По мере чтения гнев и несогласие в сердце Василия росли, тем более что ему слишком хорошо ведомо было, в сколь плачевном состоянии находится Византия, теснимая османскими турками, которые пришли на смену туркам сельджукским. А патриарх, словно бы и не знает о том, что у «святого царя» Мануила нет уж ни Малой Азии с Фракией, ни сил и средств на защиту даже и столицы своей, продолжает жить днем давно прошедшим.
Василию впервые за время правления пришлось отменить собственное же распоряжение, и чувствовал он себя от этого обиженным, словно бы щелчок по носу получил. Киприан не преминул поучительствовать:
— Велика заслуга Византии в отражении наскоков иудаизма и магометанства, которые ведь смеют ставить под сомнение божественное сыновство Иисуса Христа и материнство Богородицы. И Византия — родная матерь Руси, негоже дитяти противоречить родительнице.
— А как же, отче, говорил ты, что Москве суждено будет когда-нибудь стать Третьим Римом?
— Да, говорил, — не смутился Киприан, — и буду говорить! Ни болгары, ни сербы, ни румыны, равно как ни осетины с грузинами, не в силах защитить православие. А Византия нынче между двух жерновов.
— И мы, однако же, меж двух каменьев мельничных оказались?
— Верно! Еще и в этом сказывается наше кровное родство с Византией.
Василий соглашался, что есть что-то родственное в судьбах двух стран — как у Византии, и у Руси тоже особая роль в борьбе Азии и Европы, и тем рассуждением утешился, что старших родственников, какими бы они ни были, надо почитать.
Ну, Византия — ладно, Византия — пусть, а вот как жить с Ордой дальше? Поначалу Василию вроде бы все ясно было: ехать с дарами к Тохтамышу и постараться заполучить ярлык на Нижний Новгород. Василий Румянцев в своих тайных писаниях увещевал поспешать, а в последнем его «хитро из-мысленном» (с простой перестановкой букв) донесении сказано так: «Яблоки созревают, налились и доходят, поспевают». А Тебриз своей криптографией (его тайнопись в том, что он чередует числа, обозначенные буквами, а также точками, черточками, кружочками)[64] намекает, будто дни Тохтамыша сочтены, что на смену ему вот-вот явится Железный Хромой — Тамерлан, он же Тимур. Может, и так это, однако известно еще, что «вятские татары» разорили Рязань, а царевич Бектут взял Вятку — так свою силу показывает ордынский правитель, чтобы не вздумал северный «улусник» свою волю заявить.
Но если в отношениях с Ордой была уж немалая история, в которой можно попытаться найти себе подсказку, выискать какой-то проверенный путь, то причинные связи Руси с Литвой и Польшей распутать, казалось, просто немыслимо. Польский посланник Август Краковяк оказался верным доброхотом, Василий был с ним щедр и получал важные Известия. Однако словами одними он утешиться не мог, нужны были дела, а они зависели от него одного лишь. И может быть, достало бы у него мудрости и решимости предпринять какие-то действия, кабы не удерживало сознание того, что Витовт-то ведь — и родственник, и союзник, как договорились в свое время в Трокае. Однако что же получается теперь?

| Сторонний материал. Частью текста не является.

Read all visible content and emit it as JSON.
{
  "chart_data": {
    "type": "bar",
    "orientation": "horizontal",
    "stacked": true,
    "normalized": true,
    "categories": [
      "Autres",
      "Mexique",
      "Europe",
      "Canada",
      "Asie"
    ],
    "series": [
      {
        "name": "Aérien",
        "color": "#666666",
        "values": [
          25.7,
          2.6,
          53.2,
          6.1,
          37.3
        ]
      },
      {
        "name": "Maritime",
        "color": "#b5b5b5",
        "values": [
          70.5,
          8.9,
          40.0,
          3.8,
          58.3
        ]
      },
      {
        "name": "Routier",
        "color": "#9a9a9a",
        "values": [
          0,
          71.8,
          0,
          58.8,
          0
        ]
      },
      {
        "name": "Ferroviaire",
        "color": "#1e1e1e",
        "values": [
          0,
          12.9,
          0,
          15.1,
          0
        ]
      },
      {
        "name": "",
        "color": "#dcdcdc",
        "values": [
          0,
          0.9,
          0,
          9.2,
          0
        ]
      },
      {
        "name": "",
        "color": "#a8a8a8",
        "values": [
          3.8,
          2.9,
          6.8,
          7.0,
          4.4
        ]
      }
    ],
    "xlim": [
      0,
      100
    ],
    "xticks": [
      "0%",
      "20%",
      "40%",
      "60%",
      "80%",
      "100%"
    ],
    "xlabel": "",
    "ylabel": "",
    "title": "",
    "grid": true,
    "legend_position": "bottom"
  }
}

В год, когда умер Дмитрий Донской и Василий принял русскую державу, Витовт вступил в смертельную схватку с Ягайло. Чтобы одолеть его, заключил договор с немцами, для которых борьба двух литовских князей была на руку. Три года ожесточенно дрался Витовт, а нынче вот вдруг взял и переметнулся, как оборотень, неожиданно и вероломно напал на один рыцарский отряд, захватил несколько немецких укрепленных замков. Совершив такое предательство, он предложил Ягайло заключить мир, на что тот охотно пошел: по договору Витовт получал достоинство великого княжества Литовского на правах самостоятельного государя (стал-таки великим князем!), обещая польскому королю неразрывный союз и полное свое содействие в случае любой надобности. Бывший наместник Ягайло на Литве брат его Скиргайло получил княжество Киевское.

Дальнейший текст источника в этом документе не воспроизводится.